O tema “mineração” é definido pelo bispo auxiliar como fundamental. “Minas tem que testemunhar isso, pois a mineração não está presente somente no nosso estado”, frisou. Tragédias como a de Brumadinho e Mariana despertam a sociedade, de acordo com Dom Vicente, para questões profundas da evangelização, por deixarem sequelas profundas nas pessoas e na natureza. Segundo o bispo já não é possível, em Brumadinho, separar quem é vítima ou não da tragédia, já que todos são: “Se não morreram na tragédia, muitos moradores de Brumadinho morreram de doenças, alguns com depressão, outros não superam a dor e o luto, muitos desalentados”.

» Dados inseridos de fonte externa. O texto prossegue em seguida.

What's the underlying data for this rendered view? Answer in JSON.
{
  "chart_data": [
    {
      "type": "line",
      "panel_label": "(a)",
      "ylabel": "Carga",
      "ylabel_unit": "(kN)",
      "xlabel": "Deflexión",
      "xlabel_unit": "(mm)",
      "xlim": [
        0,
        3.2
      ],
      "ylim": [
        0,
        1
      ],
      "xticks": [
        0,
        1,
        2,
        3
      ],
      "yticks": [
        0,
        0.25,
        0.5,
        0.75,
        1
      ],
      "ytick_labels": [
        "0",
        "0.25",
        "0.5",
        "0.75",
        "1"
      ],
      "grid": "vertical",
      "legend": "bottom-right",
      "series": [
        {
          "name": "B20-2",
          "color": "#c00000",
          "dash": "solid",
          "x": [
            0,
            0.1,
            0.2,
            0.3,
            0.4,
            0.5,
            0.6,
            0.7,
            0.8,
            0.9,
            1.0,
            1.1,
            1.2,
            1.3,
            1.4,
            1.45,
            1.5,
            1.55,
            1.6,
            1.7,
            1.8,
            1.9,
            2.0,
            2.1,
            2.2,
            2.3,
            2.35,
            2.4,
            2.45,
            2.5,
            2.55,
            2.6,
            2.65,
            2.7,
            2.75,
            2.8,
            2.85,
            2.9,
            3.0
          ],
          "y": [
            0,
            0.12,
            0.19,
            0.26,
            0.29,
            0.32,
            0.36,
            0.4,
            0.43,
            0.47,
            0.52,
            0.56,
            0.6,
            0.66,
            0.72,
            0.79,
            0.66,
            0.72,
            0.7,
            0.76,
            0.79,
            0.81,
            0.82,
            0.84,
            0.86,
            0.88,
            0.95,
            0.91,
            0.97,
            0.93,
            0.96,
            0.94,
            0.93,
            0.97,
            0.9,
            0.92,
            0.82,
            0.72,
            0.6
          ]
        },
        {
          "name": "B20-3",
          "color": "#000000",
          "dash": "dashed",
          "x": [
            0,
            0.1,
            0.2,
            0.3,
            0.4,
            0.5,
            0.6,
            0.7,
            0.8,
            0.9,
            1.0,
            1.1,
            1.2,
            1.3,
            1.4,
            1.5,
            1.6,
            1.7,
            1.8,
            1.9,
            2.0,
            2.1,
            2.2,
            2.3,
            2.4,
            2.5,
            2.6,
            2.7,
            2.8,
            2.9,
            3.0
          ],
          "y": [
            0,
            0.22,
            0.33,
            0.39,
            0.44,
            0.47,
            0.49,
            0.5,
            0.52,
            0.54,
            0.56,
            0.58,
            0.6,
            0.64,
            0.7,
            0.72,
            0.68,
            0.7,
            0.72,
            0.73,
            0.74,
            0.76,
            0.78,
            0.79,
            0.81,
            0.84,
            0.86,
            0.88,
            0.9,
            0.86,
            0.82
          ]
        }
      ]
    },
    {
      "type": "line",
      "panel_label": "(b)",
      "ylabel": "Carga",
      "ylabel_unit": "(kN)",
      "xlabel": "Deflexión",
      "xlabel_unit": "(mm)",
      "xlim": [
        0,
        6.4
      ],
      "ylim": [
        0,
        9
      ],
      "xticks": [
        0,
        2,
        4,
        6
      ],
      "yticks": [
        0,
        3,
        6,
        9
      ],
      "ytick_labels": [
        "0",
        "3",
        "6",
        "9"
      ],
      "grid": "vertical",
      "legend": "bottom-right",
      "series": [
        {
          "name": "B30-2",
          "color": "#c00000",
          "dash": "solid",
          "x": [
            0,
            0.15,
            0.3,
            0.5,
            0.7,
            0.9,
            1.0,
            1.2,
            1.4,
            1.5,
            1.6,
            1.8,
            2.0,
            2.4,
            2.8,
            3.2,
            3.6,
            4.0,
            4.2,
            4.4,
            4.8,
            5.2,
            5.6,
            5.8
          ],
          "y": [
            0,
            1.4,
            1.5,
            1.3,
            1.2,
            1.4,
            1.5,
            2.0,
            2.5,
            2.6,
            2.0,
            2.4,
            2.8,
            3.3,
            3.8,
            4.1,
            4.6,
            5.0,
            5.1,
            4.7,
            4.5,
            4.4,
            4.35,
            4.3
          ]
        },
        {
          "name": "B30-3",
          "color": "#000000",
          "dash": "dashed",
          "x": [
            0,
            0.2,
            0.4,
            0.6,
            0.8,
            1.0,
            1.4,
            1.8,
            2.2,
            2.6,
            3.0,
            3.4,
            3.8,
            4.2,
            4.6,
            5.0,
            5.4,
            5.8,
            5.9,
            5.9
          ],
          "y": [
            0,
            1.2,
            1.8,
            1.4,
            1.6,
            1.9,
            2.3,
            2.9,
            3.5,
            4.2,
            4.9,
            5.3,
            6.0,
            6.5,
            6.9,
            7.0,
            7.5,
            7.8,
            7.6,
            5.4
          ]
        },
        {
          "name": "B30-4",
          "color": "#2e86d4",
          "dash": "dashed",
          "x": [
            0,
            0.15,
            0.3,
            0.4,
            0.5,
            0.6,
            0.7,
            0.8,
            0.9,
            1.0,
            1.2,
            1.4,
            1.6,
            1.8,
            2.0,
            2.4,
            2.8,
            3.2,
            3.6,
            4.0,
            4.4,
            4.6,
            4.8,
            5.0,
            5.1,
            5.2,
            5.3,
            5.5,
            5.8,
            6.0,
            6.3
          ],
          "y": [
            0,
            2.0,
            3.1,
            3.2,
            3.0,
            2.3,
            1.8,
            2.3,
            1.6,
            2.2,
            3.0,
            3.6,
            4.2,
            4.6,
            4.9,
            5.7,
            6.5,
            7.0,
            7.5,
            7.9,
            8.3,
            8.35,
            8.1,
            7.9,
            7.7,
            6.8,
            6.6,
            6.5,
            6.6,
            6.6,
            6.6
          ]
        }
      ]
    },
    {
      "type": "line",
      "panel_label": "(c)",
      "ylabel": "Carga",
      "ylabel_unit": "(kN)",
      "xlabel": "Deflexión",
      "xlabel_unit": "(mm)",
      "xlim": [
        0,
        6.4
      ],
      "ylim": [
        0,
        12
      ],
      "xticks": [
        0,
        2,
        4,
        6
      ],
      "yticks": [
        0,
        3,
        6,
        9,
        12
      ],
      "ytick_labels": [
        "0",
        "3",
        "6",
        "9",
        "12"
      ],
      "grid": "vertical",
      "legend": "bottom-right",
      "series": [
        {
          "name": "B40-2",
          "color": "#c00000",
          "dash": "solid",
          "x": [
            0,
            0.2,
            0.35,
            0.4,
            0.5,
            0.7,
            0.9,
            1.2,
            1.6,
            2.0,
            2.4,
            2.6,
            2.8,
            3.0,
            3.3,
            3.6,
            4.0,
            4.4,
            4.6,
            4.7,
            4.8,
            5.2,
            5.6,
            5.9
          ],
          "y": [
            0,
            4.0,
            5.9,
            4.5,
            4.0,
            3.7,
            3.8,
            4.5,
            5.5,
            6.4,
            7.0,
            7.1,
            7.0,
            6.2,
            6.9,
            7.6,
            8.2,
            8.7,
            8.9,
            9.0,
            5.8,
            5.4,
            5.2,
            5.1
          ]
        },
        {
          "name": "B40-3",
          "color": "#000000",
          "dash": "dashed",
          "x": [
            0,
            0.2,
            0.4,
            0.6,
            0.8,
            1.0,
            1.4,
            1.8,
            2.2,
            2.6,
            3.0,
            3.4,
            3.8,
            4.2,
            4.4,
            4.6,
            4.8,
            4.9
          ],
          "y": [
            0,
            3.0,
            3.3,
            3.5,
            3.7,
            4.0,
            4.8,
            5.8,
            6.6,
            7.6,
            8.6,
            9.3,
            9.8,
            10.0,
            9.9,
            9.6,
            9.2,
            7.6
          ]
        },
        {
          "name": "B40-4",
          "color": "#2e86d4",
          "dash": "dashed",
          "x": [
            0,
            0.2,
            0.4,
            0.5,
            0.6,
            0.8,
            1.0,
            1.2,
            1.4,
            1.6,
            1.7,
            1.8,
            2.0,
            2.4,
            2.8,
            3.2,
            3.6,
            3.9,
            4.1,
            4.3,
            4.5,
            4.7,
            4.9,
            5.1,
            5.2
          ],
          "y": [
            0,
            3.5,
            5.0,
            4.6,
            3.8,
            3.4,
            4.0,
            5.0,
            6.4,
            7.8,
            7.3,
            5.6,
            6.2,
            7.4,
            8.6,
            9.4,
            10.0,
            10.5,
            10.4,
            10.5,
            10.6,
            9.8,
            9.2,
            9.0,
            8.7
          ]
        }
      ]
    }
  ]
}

“Não é muito fácil estar aqui [na 57ª AG] o coração gostaria de estar em Brumadinho”, declarou Dom Vicente que classificou o momento como fundamental para os futuros desdobramentos. A tragédia, segundo o bispo, reforçou a credibilidade da Igreja. “Nós somos hoje, em Brumadinho, referência”Nós somos hoje, em Brumadinho, referência”, destacou. “Nós somos hoje, em Brumadinho, referência. (…) Mesmo com as crises institucionais que vivemos, a Igreja Católica tem credibilidade porque todos sabem que lá estamos”, destacou.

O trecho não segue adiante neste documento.